One of the soldiers finally mastered his awe, and fear of Hyden, and told him that the gates needed to be closed. Hyden didn’t respond with words, he just turned, and quietly followed the men back through.
Vaegon, with the help of some tired and worrisome servants, found Dugak. It amused the elf to think that he was the strange one here, in a place as strange as any he could have imagined. To Vaegon, Dugak was the oddity among all these humans. Vaegon’s good eye might be yellow and wild looking, and his ears a bit sharp at the tips, but at least he wasn’t built like a tree trunk, with so much facial hair that only his nose poked through. How the squat, thick-bodied little people once ruled the realm, Vaegon couldn’t fathom.
He found the dwarf in the Queen’s Council chamber, where he was as shocked as he was welcome.
If Dugak, and his bearded wife, Andra, seemed strange to him, then the little, blue-skinned, winged fairy man, hovering a few feet in front of Queen Willa, left Vaegon bewildered. The tiny man was no taller than a hand span, and hovering there in the air on glassine wings that were but a blur to the eye. The sight of one of the flying fair folk, left the elf utterly speechless.
“Starkle,” Queen Willa introduced the tiny man as Vaegon approached with a wide eye and an open mouth. “This is the elf, Vaegon. Vaegon, this is Starkle. As you can see, he’s a pixie. He’s one of my most trusted advisers.”
“How do you do?” Starkle said, in a voice that was entirely too big for such a small creature.
Vaegon was awestruck. Here was this man, the size of a sparrow, wearing a white robe, tied at the waist with a golden thread. The robe’s back was split to accommodate the wings, and on his tiny feet, were laced sandals. He was half the size of the little man Talon had caught in the Evermore Forest, but his neatly cropped hair and beard were the same exact shade of dull gray.
It was all Vaegon could do to muster a response to the friendly greeting.
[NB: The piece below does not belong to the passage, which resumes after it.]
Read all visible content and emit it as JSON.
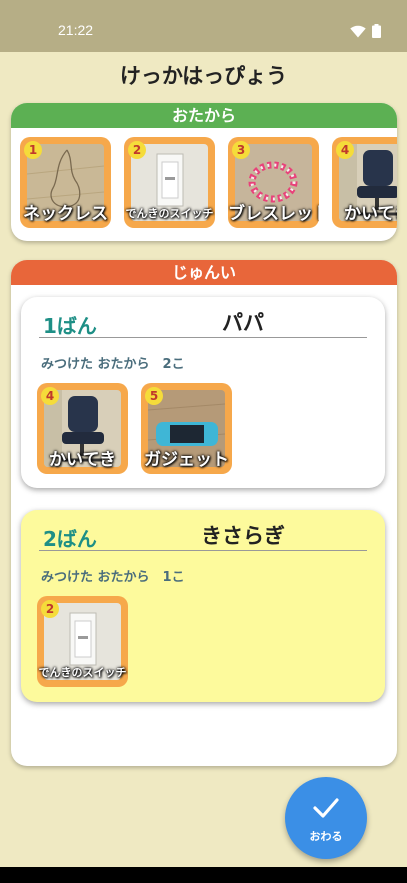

“I’m better than my companion seems to be,” he finally said, trying to suppress his awe with the gravity of his reasons for being there.
“Sir Vaegon is seeking the cooling stone,” Dugak announced, saving Vaegon the trouble of explaining.
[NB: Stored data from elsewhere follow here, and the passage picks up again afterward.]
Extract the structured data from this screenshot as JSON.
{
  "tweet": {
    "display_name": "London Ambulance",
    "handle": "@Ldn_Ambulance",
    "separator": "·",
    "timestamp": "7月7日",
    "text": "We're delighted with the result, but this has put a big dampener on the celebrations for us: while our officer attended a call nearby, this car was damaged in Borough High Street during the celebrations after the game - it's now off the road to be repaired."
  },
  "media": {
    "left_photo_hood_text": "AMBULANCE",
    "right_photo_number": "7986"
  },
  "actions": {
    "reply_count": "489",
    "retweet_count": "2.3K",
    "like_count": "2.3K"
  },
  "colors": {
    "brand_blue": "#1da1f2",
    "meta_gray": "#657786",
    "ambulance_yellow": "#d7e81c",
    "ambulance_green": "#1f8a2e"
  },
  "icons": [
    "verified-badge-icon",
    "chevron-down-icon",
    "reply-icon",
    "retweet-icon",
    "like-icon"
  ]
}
“Why do you seek the cooling stone?” Queen Willa asked pointedly.
Vaegon noticed that her eyes went from his, to the sword he was carrying, and back to meet his gaze without a hint of emotion showing on her face.
Vaegon glanced around the room. It was empty, save for the four of them. He wasn’t sure what he should say, so he said as little as possible.
“I do not seek it for myself, but for my companion. The reasons are his to say.”
“So, that is the mate to the Hammer of Doon, then?” She didn’t wait for an answer to her question. “Ironspike, the westerners foolishly call it. We have waited a long time for it to find its way home.” She paused, as if remembering something. “Why didn’t it extract the demon’s essence when King Mikahl drove it into the Choska? The boy is of Pavreal’s bloodline, no?”
“Its power was drained by Mikahl’s father, in a deed performed for the benefit of the giants, and the people of Westland.”
Vaegon chose his words carefully. He didn’t want to betray Mikahl, while trying to help him. He wasn’t sure what Queen Willa was inferring by calling this Ironspike’s home either, and he was beginning to feel uneasy. He decided to lend a little weight to what he was saying.
“King Aldar, the ruler of the giant realm, told Mik – uh – King Mikahl that the sword had to be placed in the cradle it had formed in the cooling stone in order to replenish its power.”
“Dugak?” Queen Willa looked at the dwarf expectantly.
Starkle buzzed around behind Queen Willa’s head, and perched on the crown of her chair’s back. Dugak scratched at the side of his head. His whole hand disappeared into the tangle of his hair.
“It can be done, as he said, your Highness.” Dugak looked a little uncertainly at Vaegon. “The people of the deep might not like the trespass, but the sword has every right to lie in its cradle.”
“The people of the deep!” Starkle blurted out in his big, little voice. “Your people, Dugak, should have no concern over a trespass into a shallow place that they left behind and forgot.” The pixie shoved off from his seat, and took back to the air. “If the people of the deep had concerns over the cooling stone, then they should have taken it with them!”
“It’s underground,” Dugak replied, in a yielding tone, as if any argument would be futile. “Is it wrong to respect the domain of my kin? They could surface just as quickly as they went underground.”
“They’ve been to ground for centuries –”
Queen Willa waved the pixie quiet with an attempted swat.